In the late 1890s, chancellor Elisha Andrews began fundraising for a building to house student activities at NU. Following a donation from John D. Rockefeller Jr., construction on The Temple began in 1906. It has served as the home of Nebraska's theater department since being completed in 1908.

Famed Tonight Show host Johnny Carson and the Johnny Carson Foundation have given approximately $38 million to the University of Nebraska Foundation. Carson graduated from NU in 1949 with a bachelor's degree in speech and radio; part of his contributions were used to renovate the Temple Building, where Carson got his start in radio. In recognition of his support, the university renamed the Department of Theatre Arts the Johnny Carson School of Theatre and Film in 2005.

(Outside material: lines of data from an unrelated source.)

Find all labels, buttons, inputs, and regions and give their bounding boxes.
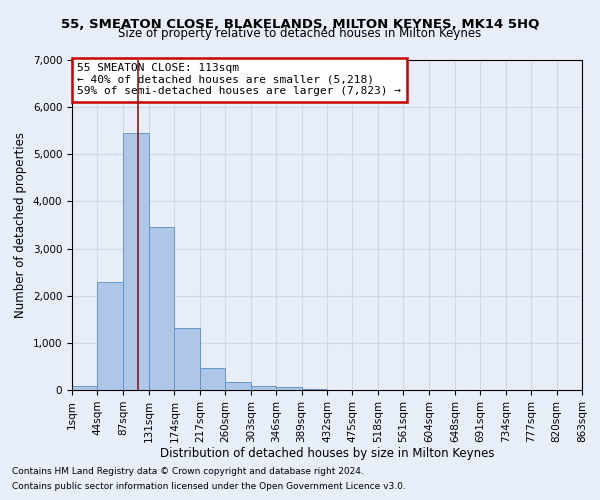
Bar — [251, 386, 276, 390]
Text: 55, SMEATON CLOSE, BLAKELANDS, MILTON KEYNES, MK14 5HQ: 55, SMEATON CLOSE, BLAKELANDS, MILTON KE… — [61, 18, 539, 30]
Bar — [123, 133, 149, 390]
Bar — [72, 386, 97, 390]
Text: 55 SMEATON CLOSE: 113sqm
← 40% of detached houses are smaller (5,218)
59% of sem: 55 SMEATON CLOSE: 113sqm ← 40% of detach… — [77, 64, 401, 96]
Y-axis label: Number of detached properties: Number of detached properties — [14, 132, 27, 318]
Bar — [225, 382, 251, 390]
Bar — [97, 282, 123, 390]
X-axis label: Distribution of detached houses by size in Milton Keynes: Distribution of detached houses by size … — [160, 448, 494, 460]
Bar — [149, 228, 175, 390]
Text: Size of property relative to detached houses in Milton Keynes: Size of property relative to detached ho… — [118, 28, 482, 40]
Text: Contains public sector information licensed under the Open Government Licence v3: Contains public sector information licen… — [12, 482, 406, 491]
Text: Contains HM Land Registry data © Crown copyright and database right 2024.: Contains HM Land Registry data © Crown c… — [12, 467, 364, 476]
Bar — [276, 387, 302, 390]
Bar — [302, 388, 327, 390]
Bar — [175, 328, 200, 390]
Bar — [200, 368, 225, 390]
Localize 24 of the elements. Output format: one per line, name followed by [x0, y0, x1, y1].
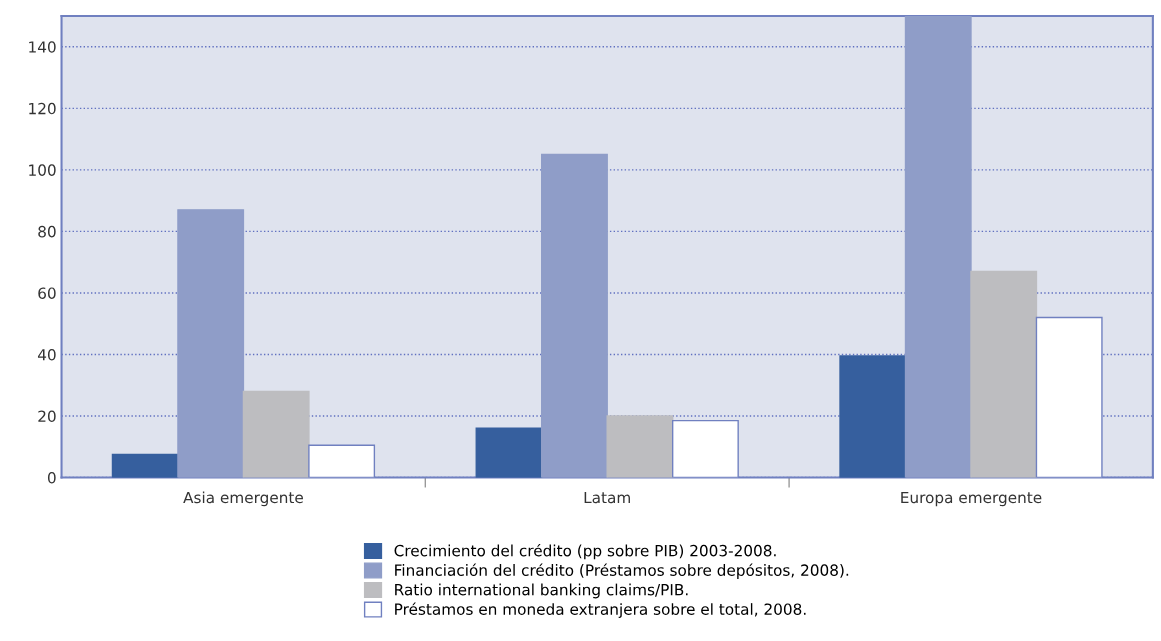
y-tick-label: 80 — [38, 225, 56, 238]
bar — [475, 427, 543, 478]
bar — [111, 453, 179, 478]
bar — [177, 209, 245, 478]
y-tick-label: 20 — [38, 410, 56, 423]
legend-label: Crecimiento del crédito (pp sobre PIB) 2003-2008. — [394, 543, 776, 560]
x-tick-label: Europa emergente — [901, 491, 1042, 507]
bar — [970, 270, 1038, 478]
y-tick-label: 40 — [37, 348, 56, 361]
bar — [541, 153, 608, 478]
x-tick-label: Latam — [584, 491, 630, 504]
legend-label: Financiación del crédito (Préstamos sobre depósitos, 2008). — [395, 563, 849, 579]
y-tick-label: 120 — [29, 102, 56, 115]
legend-label: Ratio international banking claims/PIB. — [395, 583, 688, 599]
bar — [839, 355, 907, 478]
x-tick-label: Asia emergente — [183, 491, 303, 507]
bar — [242, 390, 310, 478]
y-tick-label: 100 — [29, 164, 56, 176]
bar — [606, 415, 674, 478]
y-tick-label: 0 — [47, 472, 56, 484]
legend-label: Préstamos en moneda extranjera sobre el total, 2008. — [395, 602, 806, 618]
y-tick-label: 140 — [29, 41, 56, 53]
bar — [904, 16, 972, 478]
y-tick-label: 60 — [38, 287, 56, 299]
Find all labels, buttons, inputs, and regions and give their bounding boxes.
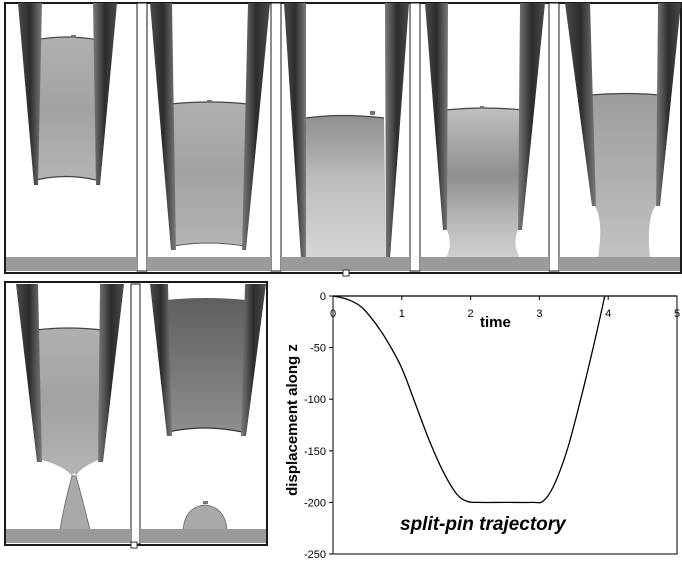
upper-meniscus xyxy=(589,92,661,96)
top-row-frames xyxy=(4,2,682,277)
contact-marker xyxy=(207,100,212,103)
frame-6 xyxy=(16,284,124,531)
substrate xyxy=(6,529,131,543)
y-tick-label: -150 xyxy=(304,446,326,458)
frame-1 xyxy=(18,3,117,185)
series-line xyxy=(332,295,606,504)
pin-tip-right xyxy=(242,3,270,250)
substrate xyxy=(559,257,680,271)
contact-marker xyxy=(370,111,375,115)
frame-3 xyxy=(284,3,409,258)
x-tick-label: 1 xyxy=(399,308,405,320)
pin-tip-right xyxy=(98,284,124,462)
y-tick-label: -250 xyxy=(304,549,326,559)
pin-tip-left xyxy=(425,3,448,230)
contact-marker xyxy=(203,501,208,504)
frame-4 xyxy=(425,3,545,258)
substrate xyxy=(6,257,137,271)
liquid-bridge xyxy=(35,37,98,180)
upper-meniscus xyxy=(445,107,523,111)
frame-5 xyxy=(565,3,681,258)
frame-divider xyxy=(270,2,282,272)
x-tick-label: 5 xyxy=(674,308,680,320)
pin-tip-left xyxy=(565,3,596,206)
x-tick-label: 0 xyxy=(330,308,336,320)
deposited-droplet xyxy=(182,504,228,531)
x-axis-label: time xyxy=(480,314,511,331)
liquid-bridge xyxy=(166,298,246,432)
pin-tip-right xyxy=(656,3,681,206)
frame-7 xyxy=(150,284,266,531)
bottom-row-frames xyxy=(4,281,268,549)
frame-2 xyxy=(150,3,270,250)
plot-area xyxy=(332,295,678,555)
y-tick-label: -100 xyxy=(304,394,326,406)
upper-meniscus xyxy=(35,327,103,331)
pin-tip-left xyxy=(150,3,176,250)
y-tick-label: -200 xyxy=(304,497,326,509)
y-tick-label: 0 xyxy=(320,291,326,303)
y-axis-label: displacement along z xyxy=(284,344,301,496)
pin-tip-left xyxy=(150,284,172,436)
pin-tip-left xyxy=(16,284,42,462)
pin-tip-right xyxy=(518,3,545,230)
trajectory-chart: 0 1 2 3 4 5 0 -50 -100 -150 -200 -250 time displac… xyxy=(284,291,680,561)
substrate xyxy=(281,257,410,271)
liquid-bridge xyxy=(446,108,522,258)
upper-meniscus xyxy=(305,114,385,119)
liquid-bridge xyxy=(36,328,102,476)
contact-marker xyxy=(480,106,484,109)
x-tick-label: 4 xyxy=(605,308,611,320)
pin-tip-right xyxy=(241,284,266,436)
x-tick-label: 2 xyxy=(468,308,474,320)
frame-divider xyxy=(130,283,141,545)
plot-annotation: split-pin trajectory xyxy=(400,514,567,535)
lower-meniscus xyxy=(173,242,245,247)
frame-divider xyxy=(409,2,421,272)
lower-meniscus xyxy=(167,427,243,433)
contact-marker xyxy=(71,35,76,38)
substrate xyxy=(140,529,266,543)
x-tick-label: 3 xyxy=(536,308,542,320)
frame-divider xyxy=(136,2,148,272)
pin-tip-left xyxy=(18,3,42,185)
pin-tip-right xyxy=(93,3,117,185)
frame-marker xyxy=(342,269,350,277)
frame-marker xyxy=(130,541,138,549)
liquid-bridge xyxy=(304,115,386,258)
liquid-bridge xyxy=(590,93,660,258)
y-tick-group: 0 -50 -100 -150 -200 -250 xyxy=(304,291,333,561)
liquid-bridge xyxy=(170,102,248,246)
substrate xyxy=(147,257,271,271)
lower-meniscus xyxy=(35,175,97,181)
x-tick-group: 0 1 2 3 4 5 xyxy=(330,296,680,320)
pin-tip-right xyxy=(385,3,409,258)
y-tick-label: -50 xyxy=(310,343,326,355)
substrate xyxy=(420,257,549,271)
frame-divider xyxy=(548,2,560,272)
pin-tip-left xyxy=(284,3,306,258)
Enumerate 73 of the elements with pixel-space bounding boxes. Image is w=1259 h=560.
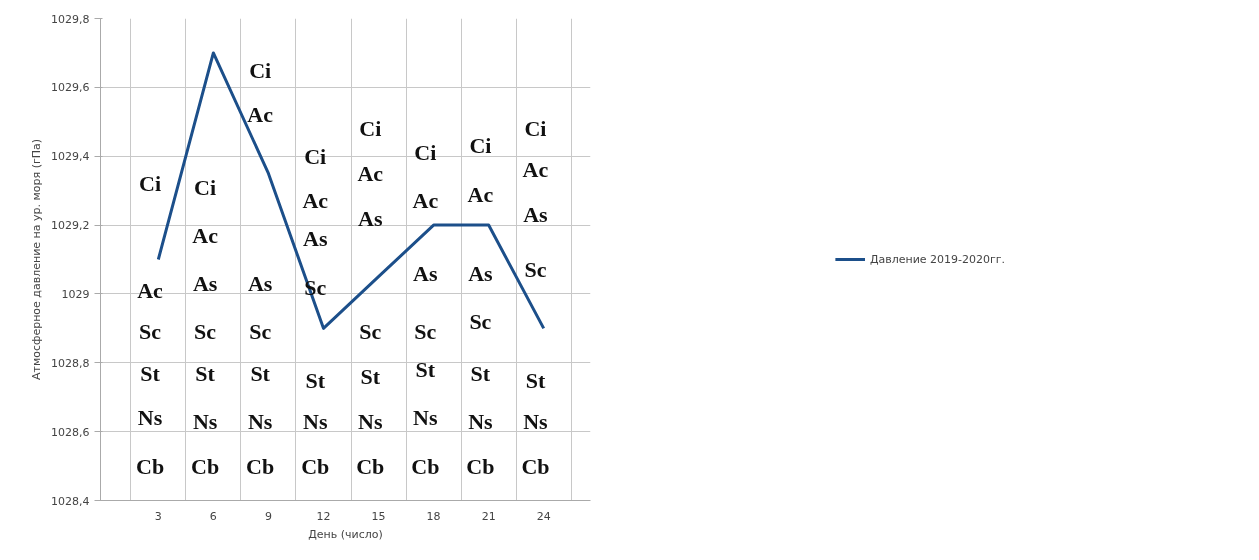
annotation: Ns [137,405,163,431]
annotation: St [415,357,436,383]
annotation: As [302,226,328,252]
annotation: Ac [412,188,439,214]
annotation: As [358,205,383,231]
annotation: Cb [521,453,550,479]
annotation: Ci [139,171,162,197]
annotation: Ac [137,277,164,303]
annotation: Ci [524,116,547,142]
annotation: St [525,367,546,393]
annotation: Ci [194,174,217,200]
annotation: St [195,360,216,386]
annotation: As [192,271,218,297]
annotation: Ci [359,116,382,142]
annotation: Ns [302,408,328,434]
annotation: Ac [247,102,274,128]
annotation: Ci [304,143,327,169]
y-tick-label: 1029 [61,287,90,301]
x-tick-label: 12 [316,509,331,523]
x-axis-title: День (число) [308,527,383,541]
x-tick-label: 18 [426,509,441,523]
annotation: Ns [413,405,438,431]
x-tick-label: 24 [536,509,551,523]
legend-label: Давление 2019-2020гг. [869,252,1006,266]
y-tick-label: 1029,6 [51,81,90,95]
annotation: Sc [414,319,437,345]
y-tick-label: 1029,4 [51,150,90,164]
annotation: Cb [301,453,330,479]
annotation: St [140,360,161,386]
annotation: Ns [247,408,273,434]
annotation: As [468,260,494,286]
annotation: Ac [467,181,494,207]
annotation: As [247,271,273,297]
annotation: Sc [139,319,162,345]
annotation: Ns [358,408,383,434]
y-tick-label: 1029,8 [51,12,90,26]
x-tick-label: 6 [209,509,217,523]
annotation: Sc [469,308,492,334]
annotation: Cb [356,453,385,479]
annotation: Sc [249,319,272,345]
annotation: Ns [468,408,494,434]
x-tick-label: 9 [264,509,272,523]
annotation: Ac [357,160,384,186]
annotation: Cb [135,453,165,479]
annotation: Cb [411,453,440,479]
annotation: Cb [191,453,220,479]
x-tick-label: 15 [371,509,386,523]
annotation: Ac [522,157,549,183]
annotation: Ac [302,188,329,214]
annotation: St [250,360,271,386]
annotation: St [470,360,491,386]
annotation: Ci [249,57,272,83]
y-tick-label: 1029,2 [51,219,90,233]
y-tick-label: 1028,4 [51,494,90,508]
annotation: As [413,260,438,286]
annotation: St [305,367,326,393]
annotation: Sc [194,319,217,345]
annotation: Ns [523,408,549,434]
annotation: Ac [192,222,219,248]
y-tick-label: 1028,8 [51,356,90,370]
annotation: Sc [359,319,382,345]
annotation: Ci [414,140,437,166]
y-axis-title: Атмосферное давление на ур. моря (гПа) [30,139,44,380]
annotation: Ci [469,133,492,159]
x-tick-label: 21 [481,509,496,523]
y-tick-label: 1028,6 [51,425,90,439]
annotation: Ns [192,408,218,434]
x-tick-label: 3 [154,509,162,523]
annotation: St [360,364,381,390]
annotation: As [523,202,549,228]
annotation: Cb [466,453,495,479]
annotation: Sc [524,257,547,283]
annotation: Cb [246,453,275,479]
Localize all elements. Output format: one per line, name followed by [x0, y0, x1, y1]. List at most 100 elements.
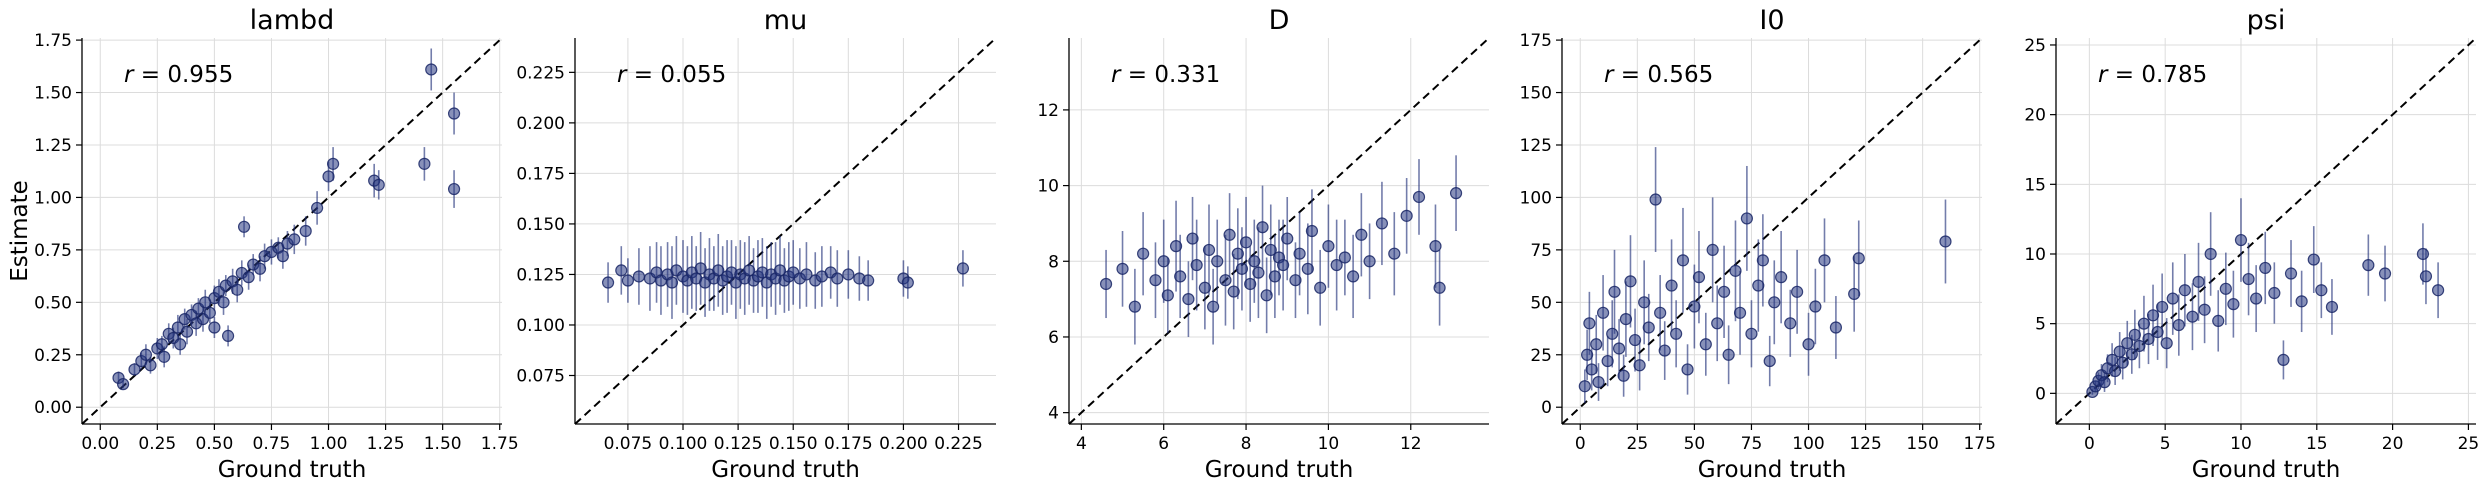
- x-tick-label: 175: [1963, 434, 1995, 454]
- data-point: [2098, 376, 2111, 389]
- x-tick-label: 0.50: [195, 434, 233, 454]
- data-point: [2212, 314, 2225, 327]
- data-point: [1617, 369, 1630, 382]
- r-annotation: r = 0.955: [124, 62, 233, 88]
- y-tick-label: 0.175: [516, 164, 565, 184]
- data-point: [1681, 363, 1694, 376]
- data-point: [1619, 313, 1633, 326]
- data-point: [1289, 274, 1302, 287]
- data-point: [1277, 258, 1290, 272]
- r-symbol: r: [124, 62, 135, 88]
- data-point: [2227, 298, 2240, 311]
- data-point: [1581, 348, 1594, 361]
- data-point: [1128, 300, 1141, 313]
- y-tick-label: 0.00: [34, 398, 72, 418]
- data-point: [311, 201, 324, 215]
- x-tick-label: 0: [2084, 434, 2095, 454]
- data-point: [322, 170, 335, 183]
- data-point: [2234, 233, 2248, 247]
- data-point: [2186, 310, 2199, 323]
- data-point: [158, 350, 171, 363]
- x-tick-label: 1.75: [481, 434, 519, 454]
- data-point: [1186, 232, 1199, 245]
- data-point: [1202, 243, 1216, 257]
- x-tick-label: 0.00: [81, 434, 119, 454]
- chart-panel-psi: 0 5 10 15 20 25 0 5 10 15 20 25 psi r = 0.785 Ground t…: [2024, 5, 2479, 483]
- data-point: [1211, 255, 1224, 268]
- data-point: [221, 329, 235, 342]
- data-point: [2325, 300, 2339, 314]
- data-point: [1449, 187, 1463, 200]
- x-tick-label: 20: [2382, 434, 2404, 454]
- data-point: [665, 276, 679, 289]
- y-tick-label: 6: [1048, 328, 1059, 348]
- data-point: [2128, 328, 2141, 341]
- data-point: [1252, 266, 1265, 279]
- y-tick-label: 25: [1530, 346, 1552, 366]
- x-tick-label: 0.075: [604, 434, 653, 454]
- data-point: [1590, 338, 1603, 351]
- x-tick-label: 75: [1741, 434, 1763, 454]
- r-symbol: r: [2098, 62, 2109, 88]
- data-point: [831, 272, 844, 285]
- data-point: [237, 220, 251, 233]
- data-point: [253, 262, 267, 275]
- identity-line: [1561, 37, 1983, 425]
- x-axis-label: Ground truth: [1698, 457, 1847, 483]
- data-point: [447, 107, 461, 120]
- x-tick-label: 4: [1076, 434, 1087, 454]
- data-point: [1256, 221, 1269, 234]
- data-point: [2172, 318, 2185, 332]
- r-value: = 0.331: [1120, 62, 1220, 88]
- data-point: [1670, 327, 1683, 340]
- data-point: [1207, 300, 1220, 313]
- r-symbol: r: [1111, 62, 1122, 88]
- data-point: [901, 276, 914, 289]
- data-point: [2268, 286, 2281, 300]
- data-point: [1633, 359, 1646, 372]
- data-point: [1729, 264, 1742, 277]
- data-point: [1433, 281, 1446, 294]
- r-annotation: r = 0.785: [2098, 62, 2207, 88]
- x-tick-label: 150: [1906, 434, 1938, 454]
- data-point: [242, 271, 255, 284]
- data-point: [1676, 254, 1690, 267]
- data-point: [2431, 284, 2445, 297]
- y-tick-label: 1.75: [34, 31, 72, 51]
- data-point: [2137, 317, 2151, 330]
- data-point: [2116, 356, 2129, 369]
- data-point: [2142, 332, 2155, 346]
- x-tick-label: 0.225: [934, 434, 983, 454]
- x-tick-label: 12: [1400, 434, 1422, 454]
- data-point: [1745, 327, 1758, 340]
- data-point: [276, 250, 289, 263]
- data-point: [1752, 279, 1765, 292]
- data-point: [2121, 337, 2134, 350]
- x-tick-label: 100: [1792, 434, 1824, 454]
- data-point: [1239, 236, 1253, 249]
- data-point: [1585, 363, 1598, 376]
- data-point: [116, 378, 130, 391]
- chart-panel-mu: 0.075 0.100 0.125 0.150 0.175 0.200 0.225 0.075…: [516, 5, 997, 483]
- x-tick-label: 1.25: [367, 434, 405, 454]
- data-point: [1223, 228, 1236, 241]
- x-tick-label: 0.150: [769, 434, 818, 454]
- data-point: [326, 157, 340, 170]
- data-point: [299, 224, 312, 238]
- data-point: [862, 274, 875, 287]
- data-point: [1244, 277, 1257, 291]
- data-point: [2242, 272, 2255, 286]
- data-point: [1293, 247, 1306, 260]
- data-point: [2160, 337, 2173, 350]
- x-tick-label: 6: [1158, 434, 1169, 454]
- data-point: [288, 233, 301, 246]
- data-point: [174, 338, 187, 351]
- data-point: [2133, 339, 2146, 353]
- x-tick-label: 10: [2230, 434, 2252, 454]
- r-symbol: r: [1604, 62, 1615, 88]
- data-point: [2250, 292, 2263, 305]
- data-point: [2151, 325, 2164, 339]
- x-tick-label: 25: [2458, 434, 2480, 454]
- x-axis-label: Ground truth: [1205, 457, 1354, 483]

In 2015, NU announced a further $20 million donation from the Johnny Carson Foundation, which was primarily used to establish the Johnny Carson Center for Emerging Media Arts. The new program emphasized media arts skills such as video and board game design, filmmaking, and social media. The center was constructed in the building formerly occupied by the Nebraska Bookstore, which was purchased by the university and is located on the southern edge of campus near the Mary Riepma Ross Media Arts Center.

==Affiliates==
===Lied Center for Performing Arts===
The Lied Center for Performing Arts opened in 1990 and serves as the primary venue for orchestra, theater, and speaking events on Nebraska's campus. The main stage at the Lied Center has a seating capacity of 2,258, while the black box Carson Theater is used for smaller productions.

===Sheldon Museum of Art===
What is now the Sheldon Museum of Art began in 1888 as an on-campus art club. A museum was soon opened and was housed in the University of Nebraska State Museum until a dedicated building was completed in 1963. The building, designed by famed architect Philip Johnson, was added to the National Register of Historic Places in 2013.

The Sheldon's collection includes over 13,000 holdings of landscape and still life, American impressionism, early modernism, geometric abstraction, and abstract expressionism, as well as more than thirty sculptures. It is accredited by the American Alliance of Museums.